“A merry heart doeth good like a medicine: but a broken spirit drieth the bones.”
Her name is Kay, and she’s my mother-in-law, and without a doubt she’s the happiest person I’ve ever had the privilege to know. Kay’s happiness is contagious. There would have to be ice flowing in your veins not to break into a grin when Kay enters the room. Over the years as my mother-in-law has been deeply transformed by the grace of Jesus Christ, a sincere and powerful love for people has grown inside her, a cheerful love that embraces all and disarms all. Whether Kay’s changing a baby’s diaper or greeting one of the great potentates of industry (and she does both regularly), the same hearty chuckle wells up from within. And you can’t help but smile along.
The first half of today’s proverb is one of the most quoted of all the Proverbs, and its verity is universally recognized. Cheerfulness is good for the body. It’s healthy to be happy. The second half of the proverb, though not as well known, nonetheless does contain an equally recognized psychological principal. A crushed spirit or melancholy disposition will tend to manifest itself in physical infirmity. However, please remember that the proverbs are to be interpreted as principles, and not as promises. Cheerful people do become ill, and depressed people can be (otherwise) physically healthy. But those exceptions merely serve to prove the general rule that “a merry heart doeth good like a medicine.”
Pharmacists of Cheerfulness
Granted, we come into this world with variations in temperament. Some people tend toward cheerfulness, while others tend toward melancholy. I count myself in that latter group! That’s why I need people like Kay in my life. We need those pharmacists of the merry heart to dispense the good medicine of cheerfulness for its psychological as well as physical benefits. To the reader who would describe herself or himself as a melancholy, I urge you to prayerfully and intentionally seek out friendships with Christian brothers and sisters who have the merry heart. We need them!
Christ’s Joy and Our Responsibility
Jesus said in John 15:11, “These things have I spoken unto you, that my joy might remain in you, and that your joy might be full.” This verse is found in the context of Jesus telling the disciples that He is the True Vine, and we are the branches. In a vital, dynamic relationship of faith with the Son of God, His joy overflows to us.

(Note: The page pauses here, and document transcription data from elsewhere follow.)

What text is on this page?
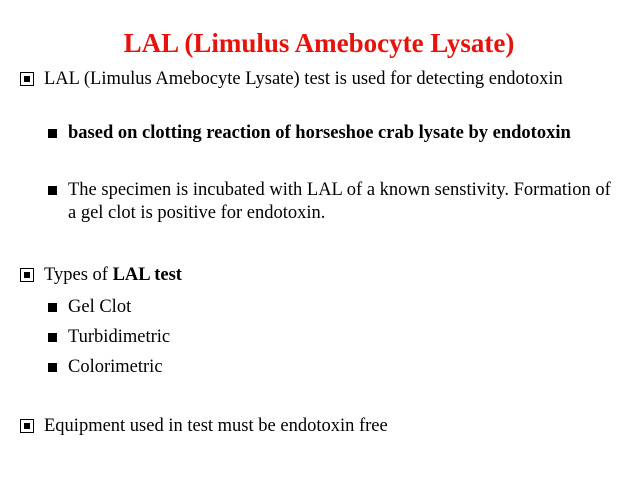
LAL (Limulus Amebocyte Lysate)
LAL (Limulus Amebocyte Lysate) test is used for detecting endotoxin
based on clotting reaction of horseshoe crab lysate by endotoxin
The specimen is incubated with LAL of a known senstivity. Formation of a gel clot is positive for endotoxin.
Types of LAL test
Gel Clot
Turbidimetric
Colorimetric
Equipment used in test must be endotoxin free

However, to return to the metaphor of the pharmacy, it’s our responsibility to drop off the Rx and pick up the meds. Is the marrow drying from your bones? Take some time alone with Jesus. Remember, re-claim, and re-apply the promises of the gospel to your life. Make a list of the things that are good in your life, for which you are grateful to God. Pray for a fresh anointing of His joy.
For further study, order yourself a copy of Dr. David Martyn Lloyd-Jones’ Spiritual Depression: Its Causes and Cure.
Father God: I pray for the reader whose spirit is broken, and the marrow of joy has dried within. Touch the reader with the unconditional love of the Lord Jesus, and renew his or her joy this day. May cheerful, Godly laughter overflow. Through Christ our Lord, Amen.